We implement a More-Thuente Line Search method as one of the line search methods. It implements and CRPT interface of the LineSearch class from the line_search.hpp.

The implementation closely follows the paper "Line Search Algorithms with Guaranteed Sufficient Decrease" by Jorge J. More and David J. Thuente. We have a short summary of that paper in one of the sections below.

Target use cases

Line search algorithms are commonly used to aid optimization problems such as Newton's method.

More-Thuente line search is a more robust version of a line search than one with a fixed step. It guarantees picking a step that yields a sufficient decrease in the objective function, while at the same time aiming to have the resulting value of the objective function close to the optimum.

We aim to use this method as an aid to the Newton's method used in the NDT implementation for localization.

Assumptions

We assume here, that one of the following two cases holds:

We search for a minimum of the function \(f\) starting at some point \(x_0\). Then \(\phi^\prime(0) = f^\prime(x_0) < 0\).
We search for a maximum of the function \(f\) starting at some point \(x_0\). Then \(\phi^\prime(0) = f^\prime(x_0) > 0\).

The implementation will implicitly assume the type of the problem (minimization vs maximization) based on the sign of the derivative \(f^\prime(x_0)\).

Additionally, the step \(\alpha\) as well as its bounds must be non-negative.

Short paper recap

Definitions

It is assumed that the objective function \(\phi: \mathbb{R} \rightarrow \mathbb{R}\) defined on \([0, \infty]\) is smooth and continuously differentiable with \(\phi^\prime(0) < 0\) we search for such a step \(\alpha > 0\) that that so-called Strong Wolfe Conditions hold (Equations 1.1 and 1.2 in the paper):

\[ \phi(\alpha) \le \phi(0) + \mu \phi^\prime(0) \alpha \\ \mid \phi^\prime(\alpha) \mid \le \eta \mid \phi^\prime(0) \mid \]
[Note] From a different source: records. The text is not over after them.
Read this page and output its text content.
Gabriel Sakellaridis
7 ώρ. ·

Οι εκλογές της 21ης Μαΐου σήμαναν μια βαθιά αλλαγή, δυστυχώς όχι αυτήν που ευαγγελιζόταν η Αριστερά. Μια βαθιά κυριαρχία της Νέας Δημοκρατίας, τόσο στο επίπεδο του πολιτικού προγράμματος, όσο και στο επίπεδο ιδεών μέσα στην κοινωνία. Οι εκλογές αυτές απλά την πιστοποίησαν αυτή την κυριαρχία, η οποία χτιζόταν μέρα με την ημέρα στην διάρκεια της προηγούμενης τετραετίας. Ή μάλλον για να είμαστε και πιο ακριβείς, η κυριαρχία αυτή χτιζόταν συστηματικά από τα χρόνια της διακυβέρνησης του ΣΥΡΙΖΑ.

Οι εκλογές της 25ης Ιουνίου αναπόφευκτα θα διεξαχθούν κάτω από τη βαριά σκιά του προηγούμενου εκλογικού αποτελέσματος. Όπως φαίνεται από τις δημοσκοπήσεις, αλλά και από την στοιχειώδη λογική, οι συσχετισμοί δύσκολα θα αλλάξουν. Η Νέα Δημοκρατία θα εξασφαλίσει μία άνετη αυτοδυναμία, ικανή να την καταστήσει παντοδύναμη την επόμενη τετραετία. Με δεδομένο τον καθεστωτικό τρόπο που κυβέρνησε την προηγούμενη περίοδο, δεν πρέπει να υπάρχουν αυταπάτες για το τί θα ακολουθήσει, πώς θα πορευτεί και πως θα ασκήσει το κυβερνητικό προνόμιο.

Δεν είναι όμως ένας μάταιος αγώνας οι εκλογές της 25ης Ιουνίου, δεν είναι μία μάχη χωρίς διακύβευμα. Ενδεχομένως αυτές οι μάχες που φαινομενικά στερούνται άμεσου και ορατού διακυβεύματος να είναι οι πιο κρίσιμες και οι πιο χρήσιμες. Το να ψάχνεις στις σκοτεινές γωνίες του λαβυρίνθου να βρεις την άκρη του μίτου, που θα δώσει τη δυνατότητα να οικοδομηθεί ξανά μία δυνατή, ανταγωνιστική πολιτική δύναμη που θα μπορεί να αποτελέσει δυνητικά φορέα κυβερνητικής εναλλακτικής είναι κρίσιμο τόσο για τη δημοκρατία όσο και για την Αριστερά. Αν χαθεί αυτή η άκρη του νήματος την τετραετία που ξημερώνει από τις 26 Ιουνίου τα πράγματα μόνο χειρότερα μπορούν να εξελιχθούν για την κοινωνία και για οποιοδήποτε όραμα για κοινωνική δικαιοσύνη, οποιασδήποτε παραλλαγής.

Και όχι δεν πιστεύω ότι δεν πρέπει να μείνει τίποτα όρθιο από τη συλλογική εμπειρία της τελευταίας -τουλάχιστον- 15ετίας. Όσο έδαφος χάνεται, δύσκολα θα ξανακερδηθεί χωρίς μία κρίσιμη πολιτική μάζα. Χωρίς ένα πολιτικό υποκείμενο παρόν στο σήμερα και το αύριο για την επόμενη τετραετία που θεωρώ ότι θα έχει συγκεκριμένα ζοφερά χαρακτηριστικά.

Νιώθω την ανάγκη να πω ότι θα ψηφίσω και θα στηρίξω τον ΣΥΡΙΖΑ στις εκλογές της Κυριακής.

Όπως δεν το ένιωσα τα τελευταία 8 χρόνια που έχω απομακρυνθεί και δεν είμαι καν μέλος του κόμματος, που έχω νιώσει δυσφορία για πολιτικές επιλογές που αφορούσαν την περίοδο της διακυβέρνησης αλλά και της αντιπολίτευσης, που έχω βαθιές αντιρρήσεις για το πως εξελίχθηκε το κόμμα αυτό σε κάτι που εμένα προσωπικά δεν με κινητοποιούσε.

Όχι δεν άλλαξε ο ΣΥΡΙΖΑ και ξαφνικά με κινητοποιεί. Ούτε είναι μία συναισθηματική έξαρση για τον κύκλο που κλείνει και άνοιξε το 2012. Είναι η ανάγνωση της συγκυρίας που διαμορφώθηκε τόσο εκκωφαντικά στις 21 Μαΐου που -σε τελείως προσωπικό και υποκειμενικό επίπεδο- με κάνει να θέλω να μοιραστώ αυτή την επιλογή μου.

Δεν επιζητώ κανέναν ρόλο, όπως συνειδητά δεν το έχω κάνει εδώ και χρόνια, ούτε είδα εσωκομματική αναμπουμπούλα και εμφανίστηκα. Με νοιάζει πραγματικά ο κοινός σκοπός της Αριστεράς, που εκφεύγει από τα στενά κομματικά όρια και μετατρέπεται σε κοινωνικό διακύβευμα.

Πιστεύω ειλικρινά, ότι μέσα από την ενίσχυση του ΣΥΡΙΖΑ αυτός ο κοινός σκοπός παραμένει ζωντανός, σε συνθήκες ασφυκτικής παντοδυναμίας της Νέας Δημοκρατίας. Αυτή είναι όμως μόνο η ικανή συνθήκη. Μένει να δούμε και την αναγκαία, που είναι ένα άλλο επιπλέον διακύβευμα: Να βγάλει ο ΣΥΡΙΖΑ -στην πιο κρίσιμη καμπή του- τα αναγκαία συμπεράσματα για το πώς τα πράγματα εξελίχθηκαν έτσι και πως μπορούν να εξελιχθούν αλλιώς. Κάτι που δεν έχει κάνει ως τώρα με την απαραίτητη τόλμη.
Usually, \(\mu\) is a small value below \(1/2\) and \(\eta\) is a value close to \(1\). Note that \(\mu \le \eta\).

In our case, with an optimization function \(f(x)\), starting point \(x_0\), direction of optimization \(d\) and step length \(\alpha\), we define the function \(\phi\) as follows (Equation 1.3 in the paper):

\[ \phi(\alpha) \equiv f(x_0 + \alpha p), \hspace{5mm} \alpha \geq 0 \]

During the procedure we make use of an auxiliary function \(\psi(\alpha)\) defined as follows (just before Equation. 2.1 in the paper):

\[ \psi(\alpha) \equiv \phi(\alpha) - \mu \phi^\prime(0) \alpha \]

Iterative search for step length

The algorithm can be summarized as follows (follows the Search Algorithm in Section 2 of the paper).

Note: This algorithm uses function \(\psi\) in steps 2. and 3. until the following holds:
\[ \psi(\alpha_t) \le 0, \hspace{10mm} \phi^\prime(\alpha_t) > 0 \]
After this statement becomes true the algorithm above starts using function \(\phi\) in the steps 2. and 3. instead.

For a given step \(\alpha_t\) and an interval of values \([\alpha_l, \alpha_u]\):

Check if the Strong Wolfe Conditions hold for \(\alpha_t\). If they do - terminate the procedure with \(\alpha_t\) as the result.
Generate next step length from the interval \([\alpha_l, \alpha_u]\) and the current step using either function \(\psi\) or \(\phi\). This part is shown in the Section 4 "TRIAL VALUE SELECTION" in the paper.
Update the interval \([\alpha_l, \alpha_u]\) using either function \(\psi\) or \(\phi\) and the current step \(\alpha_t\). This part is covered in two algorithms: Updating Algorithm (right after theorem 2.1 in the paper) when the \(\psi\) function is still used and Modified Updating Algorithm (shown after theorem 3.2 in the paper) used after we switch to using function \(\phi\). These algorithms differ solely in the function used within them.